TUESDAY: Here we can again find the desired image without finding/using the centre of enlargement. However, the centre is within the confines of the given diagram this time and some students might find it helpful to find it.
The length of A'D' is ⅔ the length of AD, which means that the scale factor is ×⅔ again. In turn, this means that C'D' = ⅔ × CD = ⅔ × 9 = 6 units. So we can now complete the image of the rectangle. However, even if we do this without first finding the centre of enlargement, it is quite nice to confirm that the lines through A and A', B and B', C and C' and D and D' all meet at a point (P, say). It is also nice to confirm that PA' = ⅔ × PA, PB' = ⅔ × PB, etc.

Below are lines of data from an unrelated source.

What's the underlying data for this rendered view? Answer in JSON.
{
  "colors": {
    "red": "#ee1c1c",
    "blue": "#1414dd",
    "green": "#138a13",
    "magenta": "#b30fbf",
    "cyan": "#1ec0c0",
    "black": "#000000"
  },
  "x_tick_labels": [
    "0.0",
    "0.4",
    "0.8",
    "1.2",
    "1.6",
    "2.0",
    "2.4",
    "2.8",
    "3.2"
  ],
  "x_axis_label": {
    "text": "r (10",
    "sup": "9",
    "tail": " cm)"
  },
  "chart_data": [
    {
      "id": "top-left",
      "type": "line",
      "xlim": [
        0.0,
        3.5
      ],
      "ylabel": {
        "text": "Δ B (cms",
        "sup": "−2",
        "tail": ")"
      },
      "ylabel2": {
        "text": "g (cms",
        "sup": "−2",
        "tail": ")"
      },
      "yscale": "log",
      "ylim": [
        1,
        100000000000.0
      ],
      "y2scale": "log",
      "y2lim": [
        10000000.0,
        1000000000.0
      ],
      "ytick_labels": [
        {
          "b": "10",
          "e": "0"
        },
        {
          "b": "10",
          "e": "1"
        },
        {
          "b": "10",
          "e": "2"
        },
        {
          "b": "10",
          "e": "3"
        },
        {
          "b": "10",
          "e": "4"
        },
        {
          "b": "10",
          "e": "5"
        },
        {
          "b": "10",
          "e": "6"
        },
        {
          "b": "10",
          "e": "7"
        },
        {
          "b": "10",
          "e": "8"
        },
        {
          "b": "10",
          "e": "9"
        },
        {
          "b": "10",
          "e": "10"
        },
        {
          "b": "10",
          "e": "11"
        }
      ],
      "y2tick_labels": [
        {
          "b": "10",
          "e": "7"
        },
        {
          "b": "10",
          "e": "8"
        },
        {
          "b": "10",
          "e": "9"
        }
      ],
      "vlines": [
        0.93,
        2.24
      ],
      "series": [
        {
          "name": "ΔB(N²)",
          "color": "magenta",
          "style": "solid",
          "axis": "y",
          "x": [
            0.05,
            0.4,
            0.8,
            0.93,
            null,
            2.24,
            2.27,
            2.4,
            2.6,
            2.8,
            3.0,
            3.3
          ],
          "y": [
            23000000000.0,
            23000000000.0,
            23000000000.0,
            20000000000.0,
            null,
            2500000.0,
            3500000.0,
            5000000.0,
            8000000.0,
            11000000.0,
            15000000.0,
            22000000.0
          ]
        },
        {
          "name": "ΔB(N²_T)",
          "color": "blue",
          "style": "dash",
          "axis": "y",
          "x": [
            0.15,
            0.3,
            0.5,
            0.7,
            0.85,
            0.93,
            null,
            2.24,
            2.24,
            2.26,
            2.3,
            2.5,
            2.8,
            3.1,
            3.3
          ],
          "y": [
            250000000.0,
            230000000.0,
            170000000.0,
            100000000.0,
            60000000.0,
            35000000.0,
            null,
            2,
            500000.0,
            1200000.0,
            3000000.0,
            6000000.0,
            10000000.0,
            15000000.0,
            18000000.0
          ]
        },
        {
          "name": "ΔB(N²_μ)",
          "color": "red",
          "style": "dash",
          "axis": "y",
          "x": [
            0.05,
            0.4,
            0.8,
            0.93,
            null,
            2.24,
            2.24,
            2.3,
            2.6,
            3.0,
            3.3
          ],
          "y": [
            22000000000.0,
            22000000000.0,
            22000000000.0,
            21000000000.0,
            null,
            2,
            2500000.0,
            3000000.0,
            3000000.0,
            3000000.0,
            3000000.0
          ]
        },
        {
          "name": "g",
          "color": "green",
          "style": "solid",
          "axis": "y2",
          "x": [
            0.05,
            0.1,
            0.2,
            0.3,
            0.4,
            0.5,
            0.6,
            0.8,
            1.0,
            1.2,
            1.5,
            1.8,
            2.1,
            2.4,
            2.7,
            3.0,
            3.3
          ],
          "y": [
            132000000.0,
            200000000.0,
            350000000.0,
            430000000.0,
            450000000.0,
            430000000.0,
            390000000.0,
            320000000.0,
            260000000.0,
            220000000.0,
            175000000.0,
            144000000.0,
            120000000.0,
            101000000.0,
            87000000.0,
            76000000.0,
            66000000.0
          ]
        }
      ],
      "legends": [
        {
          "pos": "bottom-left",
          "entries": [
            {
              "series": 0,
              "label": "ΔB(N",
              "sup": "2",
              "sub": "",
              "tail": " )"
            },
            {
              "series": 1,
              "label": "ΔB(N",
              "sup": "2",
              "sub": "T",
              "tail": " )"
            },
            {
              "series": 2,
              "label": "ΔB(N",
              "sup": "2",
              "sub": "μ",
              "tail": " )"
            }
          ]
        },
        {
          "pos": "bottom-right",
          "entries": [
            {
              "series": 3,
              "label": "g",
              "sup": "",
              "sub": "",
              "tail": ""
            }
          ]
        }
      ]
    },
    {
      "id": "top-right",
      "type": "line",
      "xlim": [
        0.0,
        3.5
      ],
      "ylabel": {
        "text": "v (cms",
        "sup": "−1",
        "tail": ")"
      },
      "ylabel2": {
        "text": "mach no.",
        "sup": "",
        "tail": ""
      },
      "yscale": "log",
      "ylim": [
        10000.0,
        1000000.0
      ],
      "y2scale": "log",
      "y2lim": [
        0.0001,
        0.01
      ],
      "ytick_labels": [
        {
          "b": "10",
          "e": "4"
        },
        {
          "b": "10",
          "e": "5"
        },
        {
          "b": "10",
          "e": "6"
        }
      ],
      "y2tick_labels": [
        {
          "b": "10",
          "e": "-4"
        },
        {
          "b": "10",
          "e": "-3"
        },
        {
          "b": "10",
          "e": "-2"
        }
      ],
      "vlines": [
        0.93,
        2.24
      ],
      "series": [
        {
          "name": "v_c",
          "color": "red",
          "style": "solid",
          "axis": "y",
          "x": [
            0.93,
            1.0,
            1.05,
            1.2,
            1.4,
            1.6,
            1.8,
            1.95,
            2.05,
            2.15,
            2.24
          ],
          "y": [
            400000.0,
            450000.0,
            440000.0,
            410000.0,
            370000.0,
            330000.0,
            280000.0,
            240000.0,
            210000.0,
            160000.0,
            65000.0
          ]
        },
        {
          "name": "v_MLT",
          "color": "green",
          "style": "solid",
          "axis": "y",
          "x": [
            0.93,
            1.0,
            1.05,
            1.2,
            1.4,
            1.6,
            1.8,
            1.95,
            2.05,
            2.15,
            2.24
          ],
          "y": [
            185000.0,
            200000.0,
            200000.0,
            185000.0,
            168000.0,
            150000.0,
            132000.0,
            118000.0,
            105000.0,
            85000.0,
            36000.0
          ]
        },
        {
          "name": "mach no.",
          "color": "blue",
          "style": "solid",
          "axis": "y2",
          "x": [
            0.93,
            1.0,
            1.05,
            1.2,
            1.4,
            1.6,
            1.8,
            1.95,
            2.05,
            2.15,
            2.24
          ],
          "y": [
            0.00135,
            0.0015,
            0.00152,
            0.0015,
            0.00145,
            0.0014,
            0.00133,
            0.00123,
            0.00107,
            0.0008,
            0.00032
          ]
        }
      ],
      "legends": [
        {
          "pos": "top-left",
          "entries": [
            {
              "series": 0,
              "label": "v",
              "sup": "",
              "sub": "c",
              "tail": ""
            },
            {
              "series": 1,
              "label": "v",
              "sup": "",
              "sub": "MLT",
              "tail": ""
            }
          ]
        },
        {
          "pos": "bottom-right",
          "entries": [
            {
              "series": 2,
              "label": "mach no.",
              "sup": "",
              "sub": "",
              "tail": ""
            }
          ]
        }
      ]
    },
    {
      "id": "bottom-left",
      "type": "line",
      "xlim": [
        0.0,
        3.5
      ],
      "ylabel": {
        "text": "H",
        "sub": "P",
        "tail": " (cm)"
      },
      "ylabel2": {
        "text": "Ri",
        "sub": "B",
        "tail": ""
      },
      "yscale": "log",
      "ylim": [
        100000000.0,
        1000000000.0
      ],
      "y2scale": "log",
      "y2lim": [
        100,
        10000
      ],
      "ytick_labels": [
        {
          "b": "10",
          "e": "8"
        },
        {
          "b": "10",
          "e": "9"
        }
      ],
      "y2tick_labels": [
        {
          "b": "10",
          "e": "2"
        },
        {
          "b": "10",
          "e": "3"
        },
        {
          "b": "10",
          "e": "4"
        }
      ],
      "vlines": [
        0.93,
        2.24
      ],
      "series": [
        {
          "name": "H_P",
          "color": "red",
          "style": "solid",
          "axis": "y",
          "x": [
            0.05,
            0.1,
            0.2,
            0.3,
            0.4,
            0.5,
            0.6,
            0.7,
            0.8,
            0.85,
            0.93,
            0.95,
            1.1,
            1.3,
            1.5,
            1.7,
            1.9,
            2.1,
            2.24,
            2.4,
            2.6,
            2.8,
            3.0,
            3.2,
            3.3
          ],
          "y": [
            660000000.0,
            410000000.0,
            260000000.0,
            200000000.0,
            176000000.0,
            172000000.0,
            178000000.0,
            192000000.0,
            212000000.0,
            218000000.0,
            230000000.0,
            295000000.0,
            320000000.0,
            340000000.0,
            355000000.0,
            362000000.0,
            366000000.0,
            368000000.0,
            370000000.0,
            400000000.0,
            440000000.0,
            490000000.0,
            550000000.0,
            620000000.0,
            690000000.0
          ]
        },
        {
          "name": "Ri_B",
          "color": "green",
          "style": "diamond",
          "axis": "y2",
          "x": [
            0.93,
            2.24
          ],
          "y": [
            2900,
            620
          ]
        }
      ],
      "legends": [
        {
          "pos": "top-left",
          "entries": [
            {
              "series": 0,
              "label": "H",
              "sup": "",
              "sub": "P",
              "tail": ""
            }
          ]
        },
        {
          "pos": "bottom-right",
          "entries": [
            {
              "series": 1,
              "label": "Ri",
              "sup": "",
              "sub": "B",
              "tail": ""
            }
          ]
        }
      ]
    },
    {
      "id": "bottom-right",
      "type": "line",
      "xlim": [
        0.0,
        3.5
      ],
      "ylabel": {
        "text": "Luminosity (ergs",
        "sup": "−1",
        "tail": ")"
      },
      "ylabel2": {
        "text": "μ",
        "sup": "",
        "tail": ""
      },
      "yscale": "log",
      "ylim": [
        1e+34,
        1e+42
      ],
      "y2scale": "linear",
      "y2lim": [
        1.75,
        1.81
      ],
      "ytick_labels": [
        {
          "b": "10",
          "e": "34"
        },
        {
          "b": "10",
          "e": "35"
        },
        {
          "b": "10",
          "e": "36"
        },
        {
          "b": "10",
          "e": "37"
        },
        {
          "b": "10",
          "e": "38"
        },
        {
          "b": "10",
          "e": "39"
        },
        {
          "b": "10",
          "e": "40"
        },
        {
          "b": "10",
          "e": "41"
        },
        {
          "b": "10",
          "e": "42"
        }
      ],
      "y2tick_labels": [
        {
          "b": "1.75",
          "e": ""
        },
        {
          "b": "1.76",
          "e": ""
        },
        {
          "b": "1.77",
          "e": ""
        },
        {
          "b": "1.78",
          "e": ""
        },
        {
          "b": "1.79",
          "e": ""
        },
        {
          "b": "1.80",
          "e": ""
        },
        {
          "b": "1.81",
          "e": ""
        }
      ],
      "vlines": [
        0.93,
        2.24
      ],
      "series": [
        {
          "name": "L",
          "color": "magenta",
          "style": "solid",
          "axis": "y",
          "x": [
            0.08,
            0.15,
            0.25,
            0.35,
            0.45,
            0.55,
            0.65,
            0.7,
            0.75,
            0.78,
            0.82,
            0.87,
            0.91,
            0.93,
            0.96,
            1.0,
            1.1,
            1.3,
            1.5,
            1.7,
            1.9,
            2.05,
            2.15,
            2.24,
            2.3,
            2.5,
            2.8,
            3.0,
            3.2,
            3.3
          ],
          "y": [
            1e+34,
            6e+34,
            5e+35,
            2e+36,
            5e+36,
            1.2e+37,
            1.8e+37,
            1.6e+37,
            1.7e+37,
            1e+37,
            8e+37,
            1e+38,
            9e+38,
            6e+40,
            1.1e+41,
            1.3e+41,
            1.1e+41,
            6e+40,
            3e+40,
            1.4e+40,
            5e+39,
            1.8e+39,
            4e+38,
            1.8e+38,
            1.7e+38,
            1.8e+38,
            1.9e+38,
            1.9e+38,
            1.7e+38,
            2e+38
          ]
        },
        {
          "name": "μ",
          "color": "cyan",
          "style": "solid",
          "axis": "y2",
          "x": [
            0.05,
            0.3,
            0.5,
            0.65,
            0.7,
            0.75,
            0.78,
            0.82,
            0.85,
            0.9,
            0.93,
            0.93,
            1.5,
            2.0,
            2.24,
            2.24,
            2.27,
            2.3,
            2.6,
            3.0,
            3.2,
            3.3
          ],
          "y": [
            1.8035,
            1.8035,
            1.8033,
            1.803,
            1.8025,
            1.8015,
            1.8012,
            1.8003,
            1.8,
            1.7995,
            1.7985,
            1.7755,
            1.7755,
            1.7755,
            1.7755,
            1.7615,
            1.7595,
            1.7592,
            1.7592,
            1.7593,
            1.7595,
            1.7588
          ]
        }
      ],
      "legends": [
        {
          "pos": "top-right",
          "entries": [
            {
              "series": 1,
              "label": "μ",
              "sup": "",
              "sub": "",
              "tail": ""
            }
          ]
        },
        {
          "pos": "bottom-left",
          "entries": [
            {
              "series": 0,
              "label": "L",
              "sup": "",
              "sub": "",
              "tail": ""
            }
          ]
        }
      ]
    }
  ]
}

Note: It is highly likely that some students will complete the rectangle like this. The result looks plausible but the rectangles are not similar. One way to show this is to draw lines through the corresponding vertices A and A', B and B', etc. The lines do not all meet at a single point (the putative centre of enlargement).
WEDNESDAY: Here the 6 by 9 rectangle is 'enlarged' to become a 2 by 3 rectangle. So we can draw the two desired images without needing to find the centres. However, it is conceptually helpful to find the centres, to tie things together.
THURSDAY: Here the two desired centres are some way off the page, and it might well be useful to extend the diagram at some stage, if only to check/confirm students' answers.
1.5 × CA = CA'.
For part ii. the relation (for the new C) is ⅔ × CA = CA', which leads to the finding that C now has coordinates (22, 15). We can show the centres by extending the given diagram. Notice the symmetrical nature of the centres' positions. Will that always happen for pairs of scale factors a/b and b/a?
FRIDAY: To find the desired scale factor in this task, we need to compare corresponding lengths on the object and image. The easiest to read are the heights, which look to be 2 and 5 units long. This suggests the scale factor is ×2½.
In part b), it would be quite challenging to locate the centre of enlargement, which anyway lies outside the confines of the given diagram. However, we can answer part b) without knowing where the centre is. Moving the centre 2 cm to the right means the object is a horizontal distance of 2 cm further from the centre, so the image will be a horizontal distance of 2½ × 2 cm = 5 cm further from the centre's new position. In other words, the image moves 5 cm – 2 cm = 3 cm to the left of its original position.
In the diagram below, we have assumed the grid-lines are 1 cm apart. As can be seen, moving the centre of enlargement 2 cm to the right, and keeping to a scale factor of ×2½, moves the image 3 cm to the left.